So that allows for the physical trigger to happen: everyone is acknowledging the relationship and interaction happening now. Then Adam says it becomes his job to read the room regularly and see how the audience is responding.
One of his strategies to checking in with the room is the “sprinkler technique”: he’ll slowly move his eyes across the room and try and pick up on people’s reactions and engagement levels. Are they confused or are they understanding the material? Are they thinking a lot and he needs to slow down? From his observations his talk evolves in real-time to what his happening with his audience.
We also discuss how you build mechanical confidence. Routine becomes the trigger: the first thing he recommends is creating a structure you are confident in and then stick with that presentation or that model for awhile.
If you do round-table discussions then continue doing those for a period of time. You can even sit in the same spot if you want – just create a pattern to follow and that will evolve into a degree of mechanical confidence.
But what do you do if you have to present in a different setting?
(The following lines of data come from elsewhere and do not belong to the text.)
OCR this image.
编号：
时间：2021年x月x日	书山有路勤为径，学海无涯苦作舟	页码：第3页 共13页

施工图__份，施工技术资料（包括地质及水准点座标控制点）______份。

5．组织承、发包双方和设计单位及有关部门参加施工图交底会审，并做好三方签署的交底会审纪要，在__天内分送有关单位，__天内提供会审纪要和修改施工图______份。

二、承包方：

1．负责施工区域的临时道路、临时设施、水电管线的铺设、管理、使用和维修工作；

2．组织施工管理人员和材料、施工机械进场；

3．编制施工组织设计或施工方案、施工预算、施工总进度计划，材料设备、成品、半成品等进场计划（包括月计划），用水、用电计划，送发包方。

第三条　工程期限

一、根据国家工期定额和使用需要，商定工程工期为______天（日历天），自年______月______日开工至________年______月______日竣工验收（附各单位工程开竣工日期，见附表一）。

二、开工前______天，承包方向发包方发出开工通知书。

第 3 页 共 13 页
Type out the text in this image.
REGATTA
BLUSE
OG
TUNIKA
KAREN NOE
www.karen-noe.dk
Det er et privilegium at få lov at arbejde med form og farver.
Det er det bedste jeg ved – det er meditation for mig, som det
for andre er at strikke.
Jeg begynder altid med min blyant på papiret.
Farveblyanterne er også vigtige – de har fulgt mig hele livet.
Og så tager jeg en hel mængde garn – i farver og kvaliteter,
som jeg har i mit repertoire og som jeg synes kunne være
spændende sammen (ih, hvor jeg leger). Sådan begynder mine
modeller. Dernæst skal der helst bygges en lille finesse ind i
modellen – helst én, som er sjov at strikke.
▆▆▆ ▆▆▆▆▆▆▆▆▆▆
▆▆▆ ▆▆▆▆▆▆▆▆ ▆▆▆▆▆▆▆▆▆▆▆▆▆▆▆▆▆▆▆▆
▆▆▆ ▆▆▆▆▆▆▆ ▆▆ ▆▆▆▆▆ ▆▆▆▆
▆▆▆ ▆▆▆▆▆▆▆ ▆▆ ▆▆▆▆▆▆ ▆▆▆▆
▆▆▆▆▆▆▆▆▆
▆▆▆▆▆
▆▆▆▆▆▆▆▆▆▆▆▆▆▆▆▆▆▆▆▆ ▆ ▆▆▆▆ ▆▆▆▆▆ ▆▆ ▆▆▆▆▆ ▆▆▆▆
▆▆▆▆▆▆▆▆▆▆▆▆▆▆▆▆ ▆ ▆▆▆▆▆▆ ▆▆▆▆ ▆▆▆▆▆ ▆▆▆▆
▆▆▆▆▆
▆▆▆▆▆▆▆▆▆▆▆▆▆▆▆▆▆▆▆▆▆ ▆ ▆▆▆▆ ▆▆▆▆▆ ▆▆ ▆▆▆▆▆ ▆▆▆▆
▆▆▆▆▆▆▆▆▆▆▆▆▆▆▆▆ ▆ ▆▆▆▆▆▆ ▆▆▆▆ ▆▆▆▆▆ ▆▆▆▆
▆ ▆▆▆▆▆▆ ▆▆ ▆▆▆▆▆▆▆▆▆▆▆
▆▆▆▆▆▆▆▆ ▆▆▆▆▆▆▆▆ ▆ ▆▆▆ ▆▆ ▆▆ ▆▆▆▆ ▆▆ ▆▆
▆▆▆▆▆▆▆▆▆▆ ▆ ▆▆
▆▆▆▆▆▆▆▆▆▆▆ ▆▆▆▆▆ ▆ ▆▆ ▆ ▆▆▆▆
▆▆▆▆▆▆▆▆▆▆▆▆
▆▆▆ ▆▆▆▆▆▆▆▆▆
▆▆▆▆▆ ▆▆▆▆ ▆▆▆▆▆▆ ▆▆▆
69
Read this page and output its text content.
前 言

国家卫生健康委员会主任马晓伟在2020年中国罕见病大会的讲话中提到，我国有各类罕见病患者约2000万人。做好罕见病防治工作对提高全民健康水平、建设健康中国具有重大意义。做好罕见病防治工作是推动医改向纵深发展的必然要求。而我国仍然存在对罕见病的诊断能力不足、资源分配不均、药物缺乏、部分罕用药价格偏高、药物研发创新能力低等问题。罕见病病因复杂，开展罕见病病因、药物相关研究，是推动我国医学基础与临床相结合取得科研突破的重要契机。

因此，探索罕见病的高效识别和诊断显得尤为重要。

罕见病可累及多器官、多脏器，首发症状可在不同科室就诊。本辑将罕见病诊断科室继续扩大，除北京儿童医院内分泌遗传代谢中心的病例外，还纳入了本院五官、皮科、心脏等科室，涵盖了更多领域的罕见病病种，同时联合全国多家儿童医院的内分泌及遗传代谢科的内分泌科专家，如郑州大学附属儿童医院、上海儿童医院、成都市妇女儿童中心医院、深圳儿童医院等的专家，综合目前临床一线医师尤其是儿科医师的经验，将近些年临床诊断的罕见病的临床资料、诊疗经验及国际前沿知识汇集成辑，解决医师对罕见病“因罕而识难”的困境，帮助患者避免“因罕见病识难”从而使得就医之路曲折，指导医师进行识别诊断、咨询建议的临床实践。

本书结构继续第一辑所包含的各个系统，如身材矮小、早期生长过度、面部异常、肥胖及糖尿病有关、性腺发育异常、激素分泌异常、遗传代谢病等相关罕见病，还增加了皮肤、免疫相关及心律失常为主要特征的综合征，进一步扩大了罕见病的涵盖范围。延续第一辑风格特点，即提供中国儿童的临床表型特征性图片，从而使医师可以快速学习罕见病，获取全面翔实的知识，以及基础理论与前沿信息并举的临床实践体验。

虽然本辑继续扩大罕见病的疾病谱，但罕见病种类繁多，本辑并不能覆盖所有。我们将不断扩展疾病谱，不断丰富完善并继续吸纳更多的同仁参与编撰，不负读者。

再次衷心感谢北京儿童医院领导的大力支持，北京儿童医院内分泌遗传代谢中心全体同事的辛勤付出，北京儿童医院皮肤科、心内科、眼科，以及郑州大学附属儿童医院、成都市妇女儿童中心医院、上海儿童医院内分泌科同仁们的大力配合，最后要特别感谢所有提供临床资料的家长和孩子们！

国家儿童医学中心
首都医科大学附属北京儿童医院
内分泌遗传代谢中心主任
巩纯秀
How do you create mechanical confidence then? He gives presentations around the world: sometimes they are for groups of 100 and other times they are groups of thousands.
As a result, he has to create the same automatic energetic return no matter the size of the audience. He has a routine he does every single time before he gives any talk: some of it comes from his acting training (like breathing exercises, tongue twisters, sometimes it is jumping jacks to get the blood flowing).
But beyond the physical piece is the psychological response: he has to get his mind in the right zone so he isn’t focusing on the differences from his typical routine. So if he has been accustomed to speaking around a table but this time he is in a lecture hall, he isn’t focused on the difference of not being at a table/being in a lecture hall.
We go on to discuss the “if this” interaction as well as other ways to keep your audience engaged and why creating routines with your team will create more confidence and deeper relationships. Finally, we wrap up with a discussion about what is unique about Zeal on today’s CTO Studio.